En l’occurrence, un salarié a adressé un texto à un autre salarié du service dans lequel il traitait son manger de « FDP » et l’incitait « à lui en faire baver sur le plateau ».

Fautes multiples du salarié

Le salarié a également été jugé fautif i) d’avoir mis en ligne sur son profil Linkedin des informations confidentielles de nature à porter atteinte à la société s’agissant de l’indication claire des volumes et marges et ce en méconnaissance de son contrat de travail ; ii) d’avoir demandé le remboursement de notes de frais pour des repas ou achats dans des lieux situés à proximité de son domicile, en méconnaissance de la procédure en vigueur (les dépenses de nourriture engagées lors des déplacements d’un commercial ne sont remboursées qu’à condition que celui-ci soit empêché de regagner sa résidence ou son lieu de travail pour le repas).

Preuve des faits

En application des articles L1232-1 et L 1235-1 du code du travail, l’administration de la preuve du caractère réel et donc existant des faits reprochés et de leur importance suffisante pour nuire au bon fonctionnement de l’entreprise et justifier le licenciement du salarié, n’incombe pas spécialement à l’une ou l’autre des parties, le juge formant sa conviction au vu des éléments fournis par les parties et, au besoin, après toutes mesures d’instruction qu’il estime utiles mais si un doute persiste, il profite au salarié.

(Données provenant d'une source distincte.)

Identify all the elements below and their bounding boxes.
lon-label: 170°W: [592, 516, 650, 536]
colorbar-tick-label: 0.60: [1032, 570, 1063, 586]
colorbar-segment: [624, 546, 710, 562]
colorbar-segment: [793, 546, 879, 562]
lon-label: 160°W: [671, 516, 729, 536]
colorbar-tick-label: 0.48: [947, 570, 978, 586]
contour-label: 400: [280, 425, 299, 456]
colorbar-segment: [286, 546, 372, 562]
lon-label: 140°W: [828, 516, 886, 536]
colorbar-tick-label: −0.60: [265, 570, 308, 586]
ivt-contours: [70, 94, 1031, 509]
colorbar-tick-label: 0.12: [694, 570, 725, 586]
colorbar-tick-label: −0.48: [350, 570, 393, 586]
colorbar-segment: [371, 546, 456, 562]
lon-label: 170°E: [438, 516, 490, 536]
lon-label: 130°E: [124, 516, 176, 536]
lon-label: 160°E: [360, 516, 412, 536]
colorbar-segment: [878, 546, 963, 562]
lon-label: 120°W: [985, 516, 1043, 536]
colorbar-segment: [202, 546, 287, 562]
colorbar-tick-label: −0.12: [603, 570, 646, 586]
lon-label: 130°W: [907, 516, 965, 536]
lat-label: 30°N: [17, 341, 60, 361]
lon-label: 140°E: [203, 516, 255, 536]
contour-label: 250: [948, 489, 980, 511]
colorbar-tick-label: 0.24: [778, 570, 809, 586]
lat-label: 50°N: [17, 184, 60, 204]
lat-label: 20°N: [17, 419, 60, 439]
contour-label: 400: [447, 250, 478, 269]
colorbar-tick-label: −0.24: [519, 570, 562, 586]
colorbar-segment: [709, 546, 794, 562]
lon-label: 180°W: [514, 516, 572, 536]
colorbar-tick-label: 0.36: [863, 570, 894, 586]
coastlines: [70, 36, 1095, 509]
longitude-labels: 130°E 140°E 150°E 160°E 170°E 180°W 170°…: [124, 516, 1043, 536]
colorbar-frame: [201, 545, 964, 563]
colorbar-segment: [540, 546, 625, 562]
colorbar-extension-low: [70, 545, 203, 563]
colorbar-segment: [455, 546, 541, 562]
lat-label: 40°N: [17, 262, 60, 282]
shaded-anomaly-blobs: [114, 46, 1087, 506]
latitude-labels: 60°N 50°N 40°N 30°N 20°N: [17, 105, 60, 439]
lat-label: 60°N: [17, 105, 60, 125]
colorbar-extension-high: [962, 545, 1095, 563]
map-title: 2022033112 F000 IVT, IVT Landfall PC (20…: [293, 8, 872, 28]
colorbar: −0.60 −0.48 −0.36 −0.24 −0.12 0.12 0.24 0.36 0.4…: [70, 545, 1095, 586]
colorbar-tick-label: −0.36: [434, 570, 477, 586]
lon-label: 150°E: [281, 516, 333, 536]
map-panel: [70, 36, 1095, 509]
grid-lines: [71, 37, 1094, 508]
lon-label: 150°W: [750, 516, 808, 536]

Preuve de la qualification en faute grave

En revanche la charge de la preuve de la qualification de faute grave des faits reprochés qui est celle correspondant à un fait ou un ensemble de faits s’analysant comme un manquement du salarié à ses obligations professionnelles, rendant le maintien du salarié dans l’entreprise et le prive de tout droit au titre d’un préavis ou d’une indemnité de licenciement, pèse sur l’employeur. La lettre de licenciement fixe les termes du litige dont certains peuvent être relatifs à la période postérieure à la convocation à l’entretien préalable. Le juge, à qui il appartient de qualifier les faits invoqués et qui constate l’absence de faute grave doit vérifier, si ils ne sont pas, tout au moins, constitutifs d’une faute de nature à conférer une cause réelle et sérieuse au licenciement.